Origem da Rede Amigos da Amazônia

A origem da Rede Amigos da Amazônia está ligada a dois programas criados pelo Greenpeace Brasil, o Cidade Amiga da Amazônia e o Estado Amigo da Amazônia, ambos iniciados na primeira década do anos 2000, período de índices alarmantes de desmatamento na Amazônia.

Nesse período, identificou-se que aproximadamente dois terços da produção madeireira de origem amazônica são consumidos no Brasil, sendo sua maior parte pelo poder público. Diante desse cenário, entendeu-se a necessidade de se disseminar os princípios do consumo responsável da madeira dentro das instâncias locais de governo, desenvolvendo massa crítica e aproximando dos polos consumidores a preocupação com a conservação da floresta.

O programa Cidade Amiga da Amazônia, com foco nas principais regiões consumidoras de madeira de origem tropical amazônica, o Sudeste e o Sul do Brasil, tinha por objetivo criar uma legislação municipal que eliminasse a madeira de origem ilegal e de desmatamentos criminosos de todas as compras do município.

Apesar do sucesso obtido na adesão de municípios, verificou-se que as compras responsáveis realizadas pelos municípios seriam possíveis somente com uma forte ação de regulamentação (comando e controle) dos governos estaduais, uma vez que ambas as instâncias desempenham papéis complementares. Assim, foi criado o programa Estado Amigo da Amazônia, em 2006, cujo objetivo consistia em criar uma política de compras e aprimorar o modelo de fiscalização do transporte e comércio de madeira em suas fronteiras, tornando-o mais rigoroso e eficiente.

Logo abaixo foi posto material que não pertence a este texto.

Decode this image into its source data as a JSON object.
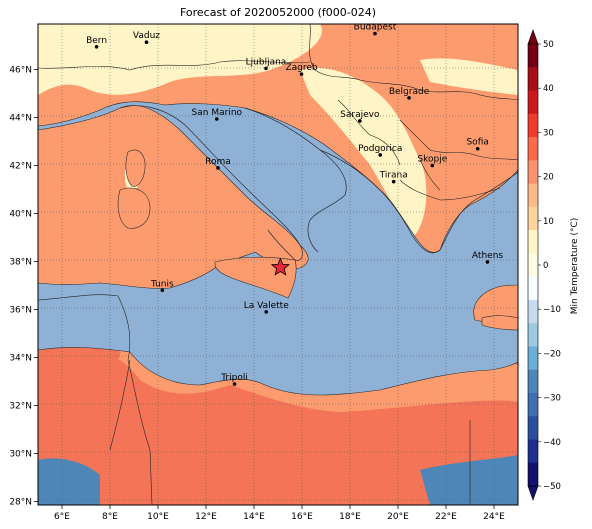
{
  "title": "Forecast of 2020052000 (f000-024)",
  "colorbar": {
    "label": "Min Temperature (°C)",
    "ticks": [
      "50",
      "40",
      "30",
      "20",
      "10",
      "0",
      "−10",
      "−20",
      "−30",
      "−40",
      "−50"
    ],
    "colors": [
      "#740014",
      "#a50f15",
      "#cb181d",
      "#ef3b2c",
      "#fb6a4a",
      "#fc9272",
      "#fcbb89",
      "#fdd49e",
      "#fff5c8",
      "#fffbe0",
      "#f7fcff",
      "#c6dbef",
      "#9ecae1",
      "#6baed6",
      "#4f86b8",
      "#3f6fb0",
      "#2b4f9a",
      "#1e2f8f",
      "#12126e"
    ]
  },
  "colors": {
    "sea": "#8fb1d6",
    "land_mild": "#fc9c6e",
    "land_cool": "#fff4c6",
    "land_warm": "#f47457",
    "star": "#e8283a"
  },
  "x_ticks": [
    "6°E",
    "8°E",
    "10°E",
    "12°E",
    "14°E",
    "16°E",
    "18°E",
    "20°E",
    "22°E",
    "24°E"
  ],
  "y_ticks": [
    "46°N",
    "44°N",
    "42°N",
    "40°N",
    "38°N",
    "36°N",
    "34°N",
    "32°N",
    "30°N",
    "28°N"
  ],
  "cities": [
    {
      "name": "Bern",
      "lon": 7.44,
      "lat": 46.95
    },
    {
      "name": "Vaduz",
      "lon": 9.52,
      "lat": 47.14
    },
    {
      "name": "Budapest",
      "lon": 19.04,
      "lat": 47.5
    },
    {
      "name": "Ljubljana",
      "lon": 14.5,
      "lat": 46.05
    },
    {
      "name": "Zagreb",
      "lon": 15.98,
      "lat": 45.81
    },
    {
      "name": "Belgrade",
      "lon": 20.46,
      "lat": 44.82
    },
    {
      "name": "San Marino",
      "lon": 12.45,
      "lat": 43.94
    },
    {
      "name": "Sarajevo",
      "lon": 18.41,
      "lat": 43.86
    },
    {
      "name": "Sofia",
      "lon": 23.32,
      "lat": 42.7
    },
    {
      "name": "Podgorica",
      "lon": 19.26,
      "lat": 42.44
    },
    {
      "name": "Skopje",
      "lon": 21.43,
      "lat": 42.0
    },
    {
      "name": "Roma",
      "lon": 12.5,
      "lat": 41.9
    },
    {
      "name": "Tirana",
      "lon": 19.82,
      "lat": 41.33
    },
    {
      "name": "Athens",
      "lon": 23.73,
      "lat": 37.98
    },
    {
      "name": "Tunis",
      "lon": 10.18,
      "lat": 36.8
    },
    {
      "name": "La Valette",
      "lon": 14.51,
      "lat": 35.9
    },
    {
      "name": "Tripoli",
      "lon": 13.19,
      "lat": 32.89
    }
  ],
  "marker": {
    "name": "star",
    "lon": 15.1,
    "lat": 37.75
  }
}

Constatada a oportunidade e os benefícios de se promover a interação de organizações e governos em uma rede, o Greenpeace Brasil buscou a Fundação Getulio Vargas pelo seu potencial de produção de conhecimento, mobilização e articulação para que coordenasse os dois programas. Em 2008, a Escola de Administração de Empresas de São Paulo (EAESP) abraçou os programas sob a rubrica Rede Amigos da Amazônia (RAA), com missão e forma de atuação renovadas.

Atualmente a Rede Amigos da Amazônia continua expandindo o número de estados e municípios membros, tanto em regiões com alto potencial consumidor de madeira e produtos florestais, como em estados e municípios amazônicos produtores. Além da articulação para adesão voluntária desses governos, a RAA ainda pesquisa uma série de políticas e práticas no contexto florestal amazônico para disponibilizá-las como referências no ambiente da rede.